Now the ultimate question is this; can the revolutionary Upstart Quo wrest control of the determinants of our destiny from the Status Quo? Can we make our natural state life as opposed to anti-life? Can we brave the daunting odds against our convictions that we are right and they are wrong? In other words; can we become amoral, just for the sake of the struggle? Can we decide the basis of success according to our own dispositions without recourse to Negro humanity? Can we be dictators for a while, until the ship of kismet is sailing in the direction that we want it to sail? Will it be moral to be amoral? Morality is idealistic; immorality is realistic, at least that is the case in present day Negro society. Amorality is neither, it is impartial; Jaja said that the amoral determine success and I believe him; the question is; do you? To be amoral is to be without the encumbrances of moral qualities, it means that we decide on the best course of action and stick to that course no matter whose ox is gored. Some innocents will die, some guilty ones will survive, but that is the price of living for the future, we must move on, even as we mourn our brethren who journey to the anti-life.
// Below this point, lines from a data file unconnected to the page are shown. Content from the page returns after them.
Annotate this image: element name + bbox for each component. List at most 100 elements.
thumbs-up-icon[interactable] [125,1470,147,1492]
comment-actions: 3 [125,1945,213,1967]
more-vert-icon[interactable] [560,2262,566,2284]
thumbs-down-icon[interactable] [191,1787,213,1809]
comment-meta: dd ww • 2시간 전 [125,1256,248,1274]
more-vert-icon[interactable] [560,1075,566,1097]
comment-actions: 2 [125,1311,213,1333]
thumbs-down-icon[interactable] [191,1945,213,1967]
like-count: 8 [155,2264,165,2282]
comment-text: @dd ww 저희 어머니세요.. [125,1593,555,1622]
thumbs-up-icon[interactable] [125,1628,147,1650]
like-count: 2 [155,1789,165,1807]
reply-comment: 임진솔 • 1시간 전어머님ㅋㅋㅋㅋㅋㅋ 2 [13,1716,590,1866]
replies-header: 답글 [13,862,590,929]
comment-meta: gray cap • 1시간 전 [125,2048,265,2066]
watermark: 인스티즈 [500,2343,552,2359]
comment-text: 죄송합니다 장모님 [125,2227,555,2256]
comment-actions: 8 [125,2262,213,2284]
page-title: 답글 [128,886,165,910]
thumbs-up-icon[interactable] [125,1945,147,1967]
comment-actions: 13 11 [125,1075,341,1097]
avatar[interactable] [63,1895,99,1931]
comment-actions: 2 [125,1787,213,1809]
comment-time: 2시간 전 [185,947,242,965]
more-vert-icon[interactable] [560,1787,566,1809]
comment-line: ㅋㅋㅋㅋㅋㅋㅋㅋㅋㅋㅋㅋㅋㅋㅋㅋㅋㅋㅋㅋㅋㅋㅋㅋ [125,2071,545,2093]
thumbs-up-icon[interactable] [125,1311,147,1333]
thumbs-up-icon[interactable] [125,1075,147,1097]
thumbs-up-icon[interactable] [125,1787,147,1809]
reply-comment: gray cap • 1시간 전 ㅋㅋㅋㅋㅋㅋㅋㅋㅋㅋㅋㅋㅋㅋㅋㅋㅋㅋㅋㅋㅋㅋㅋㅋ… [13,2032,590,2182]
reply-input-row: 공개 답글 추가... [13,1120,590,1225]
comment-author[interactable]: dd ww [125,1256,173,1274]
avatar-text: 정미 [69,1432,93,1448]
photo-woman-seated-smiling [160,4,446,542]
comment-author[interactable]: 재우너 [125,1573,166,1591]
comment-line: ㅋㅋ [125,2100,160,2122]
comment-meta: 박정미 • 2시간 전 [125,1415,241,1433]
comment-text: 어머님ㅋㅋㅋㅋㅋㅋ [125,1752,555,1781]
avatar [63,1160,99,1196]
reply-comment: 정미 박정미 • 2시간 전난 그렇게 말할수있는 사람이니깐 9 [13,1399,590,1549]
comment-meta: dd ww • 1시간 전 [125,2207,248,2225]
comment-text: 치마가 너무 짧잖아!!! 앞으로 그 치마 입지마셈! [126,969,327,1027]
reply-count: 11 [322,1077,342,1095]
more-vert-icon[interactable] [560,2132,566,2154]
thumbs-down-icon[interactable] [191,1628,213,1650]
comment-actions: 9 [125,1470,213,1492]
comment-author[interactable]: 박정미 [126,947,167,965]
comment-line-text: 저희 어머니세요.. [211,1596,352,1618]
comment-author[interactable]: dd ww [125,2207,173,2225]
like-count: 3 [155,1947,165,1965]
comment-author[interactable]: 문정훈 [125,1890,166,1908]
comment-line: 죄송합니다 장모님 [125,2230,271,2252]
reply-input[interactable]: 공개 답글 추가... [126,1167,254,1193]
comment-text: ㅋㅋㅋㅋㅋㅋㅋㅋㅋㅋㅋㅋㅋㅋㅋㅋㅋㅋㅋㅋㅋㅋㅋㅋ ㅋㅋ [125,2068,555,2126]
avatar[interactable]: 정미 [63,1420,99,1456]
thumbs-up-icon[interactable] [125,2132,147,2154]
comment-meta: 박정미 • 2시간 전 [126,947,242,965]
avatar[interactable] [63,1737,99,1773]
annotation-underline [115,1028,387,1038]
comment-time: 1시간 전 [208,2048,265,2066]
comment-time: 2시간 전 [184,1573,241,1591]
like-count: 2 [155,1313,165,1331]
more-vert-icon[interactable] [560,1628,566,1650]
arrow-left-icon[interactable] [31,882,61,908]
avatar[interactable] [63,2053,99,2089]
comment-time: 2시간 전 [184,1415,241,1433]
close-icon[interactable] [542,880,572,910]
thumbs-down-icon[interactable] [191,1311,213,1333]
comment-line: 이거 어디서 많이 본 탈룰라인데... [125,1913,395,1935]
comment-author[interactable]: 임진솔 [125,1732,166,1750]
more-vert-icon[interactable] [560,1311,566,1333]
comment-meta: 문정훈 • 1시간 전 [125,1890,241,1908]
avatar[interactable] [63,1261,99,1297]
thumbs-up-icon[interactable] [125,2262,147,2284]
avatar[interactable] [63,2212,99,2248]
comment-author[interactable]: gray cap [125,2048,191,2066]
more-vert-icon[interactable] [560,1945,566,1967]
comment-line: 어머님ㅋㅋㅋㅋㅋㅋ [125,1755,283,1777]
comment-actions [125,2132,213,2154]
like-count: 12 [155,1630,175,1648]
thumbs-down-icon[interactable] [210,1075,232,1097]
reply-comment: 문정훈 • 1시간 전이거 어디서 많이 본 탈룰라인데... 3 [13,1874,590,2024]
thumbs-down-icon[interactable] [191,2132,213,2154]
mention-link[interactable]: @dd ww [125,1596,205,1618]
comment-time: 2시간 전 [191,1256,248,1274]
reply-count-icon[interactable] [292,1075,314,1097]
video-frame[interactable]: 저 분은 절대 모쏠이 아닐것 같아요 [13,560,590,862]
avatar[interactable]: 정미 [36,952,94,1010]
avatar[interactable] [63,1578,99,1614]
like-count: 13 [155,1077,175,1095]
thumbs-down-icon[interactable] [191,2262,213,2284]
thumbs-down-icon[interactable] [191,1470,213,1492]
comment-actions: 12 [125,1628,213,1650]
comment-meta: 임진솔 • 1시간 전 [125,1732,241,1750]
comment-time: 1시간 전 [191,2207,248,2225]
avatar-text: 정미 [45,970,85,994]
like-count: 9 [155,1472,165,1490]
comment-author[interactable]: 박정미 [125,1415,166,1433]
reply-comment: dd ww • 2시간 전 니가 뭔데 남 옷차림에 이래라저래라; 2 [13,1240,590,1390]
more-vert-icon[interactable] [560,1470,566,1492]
It is inescapable and resistance is futile, the irrationality of our plunge into the nadir of the anti-life whilst we still have a chance to reverse it, is obtuse. I embrace the inevitability of death for myself, but I reject the fatalism of its domination on our entire race. Negroes may die, but the Negro race must live on as contributors to humanity's existence on earth. Amorality cannot be for everyone because the consequences could be premature death. Most people are afraid of death, but those who have looked death head-on with their best game face on, and not flinched, know what I mean when I say that to embrace the anti-life is to conquer the fear of death. And a soul freed from the fear of death can lead the charge to live an uninhibited existence in life. One with no fear of death can rally the Upstart Quo in direct opposition to the Status Quo; one with an appreciation (not love) for life cannot be dissuaded by threats of death. Life and death are states around which our existence revolves; either choice is simply a measure of degree. That is what Jaja said.